Explaining latent representations of generative models with large multimodal models
Mengdan Zhu, Zhenke Liu, Bo Pan, Abhinav Angirekula, Liang Zhao
TL;DR
This work tackles the interpretability of generative latent factors by using large multimodal models to generate explanations for each latent dimension via image-sequence perturbations. It couples latent-space perturbations with image sequences and prompts an LMM to produce explanations, then uses an uncertainty score derived from cross-sample similarities to select reliable outputs, with an empirically learned threshold. Across MNIST, dsprites, and 3dshapes and three VAE variants, GPT-4-vision consistently delivers higher-quality explanations than Bard, LLaVA, or InstructBLIP, achieving a high interpretability accuracy (AUC up to 0.9694). The results also reveal a link between latent disentanglement and explanation reliability, and highlight current LMM limitations in geometry and color understanding that constrain explanations.
Abstract
Learning interpretable representations of data generative latent factors is an important topic for the development of artificial intelligence. With the rise of the large multimodal model, it can align images with text to generate answers. In this work, we propose a framework to comprehensively explain each latent variable in the generative models using a large multimodal model.
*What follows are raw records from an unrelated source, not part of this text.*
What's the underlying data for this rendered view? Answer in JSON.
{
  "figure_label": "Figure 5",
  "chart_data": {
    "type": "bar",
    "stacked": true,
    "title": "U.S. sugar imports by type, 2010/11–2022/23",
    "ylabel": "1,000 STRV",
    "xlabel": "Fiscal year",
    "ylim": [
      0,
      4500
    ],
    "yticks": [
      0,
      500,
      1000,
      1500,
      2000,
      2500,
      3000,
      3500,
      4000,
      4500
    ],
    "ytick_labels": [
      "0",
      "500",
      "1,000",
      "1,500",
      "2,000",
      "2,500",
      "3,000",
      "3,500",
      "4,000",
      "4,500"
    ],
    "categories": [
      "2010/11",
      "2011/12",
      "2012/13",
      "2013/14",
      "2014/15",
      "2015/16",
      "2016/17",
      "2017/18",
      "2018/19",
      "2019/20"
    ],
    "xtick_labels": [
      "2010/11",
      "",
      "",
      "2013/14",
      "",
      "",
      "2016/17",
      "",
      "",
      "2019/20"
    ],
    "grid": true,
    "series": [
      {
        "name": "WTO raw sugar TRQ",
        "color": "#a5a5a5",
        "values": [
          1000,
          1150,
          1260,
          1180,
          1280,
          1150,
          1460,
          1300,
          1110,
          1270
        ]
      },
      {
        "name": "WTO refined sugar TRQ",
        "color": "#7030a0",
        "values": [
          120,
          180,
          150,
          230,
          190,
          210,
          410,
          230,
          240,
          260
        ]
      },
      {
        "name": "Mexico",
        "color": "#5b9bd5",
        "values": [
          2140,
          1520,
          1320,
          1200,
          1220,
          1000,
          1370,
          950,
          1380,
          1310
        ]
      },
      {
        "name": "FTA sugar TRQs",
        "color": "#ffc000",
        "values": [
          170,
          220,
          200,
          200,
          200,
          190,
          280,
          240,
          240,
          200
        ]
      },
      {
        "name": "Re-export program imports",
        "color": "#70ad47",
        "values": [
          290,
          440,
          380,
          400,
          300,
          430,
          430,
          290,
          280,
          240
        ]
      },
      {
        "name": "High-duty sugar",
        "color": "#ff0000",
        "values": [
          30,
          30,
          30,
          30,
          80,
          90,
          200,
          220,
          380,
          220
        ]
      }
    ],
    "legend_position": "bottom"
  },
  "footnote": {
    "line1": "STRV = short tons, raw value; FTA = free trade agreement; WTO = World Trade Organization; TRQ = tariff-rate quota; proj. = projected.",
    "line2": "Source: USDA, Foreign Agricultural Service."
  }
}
We further measure the uncertainty of our generated explanations, quantitatively evaluate the performance of explanation generation among multiple large multimodal models, and qualitatively visualize the variations of each latent variable to learn the disentanglement effects of different generative models on explanations. Finally, we discuss the explanatory capabilities and limitations of state-of-the-art large multimodal models.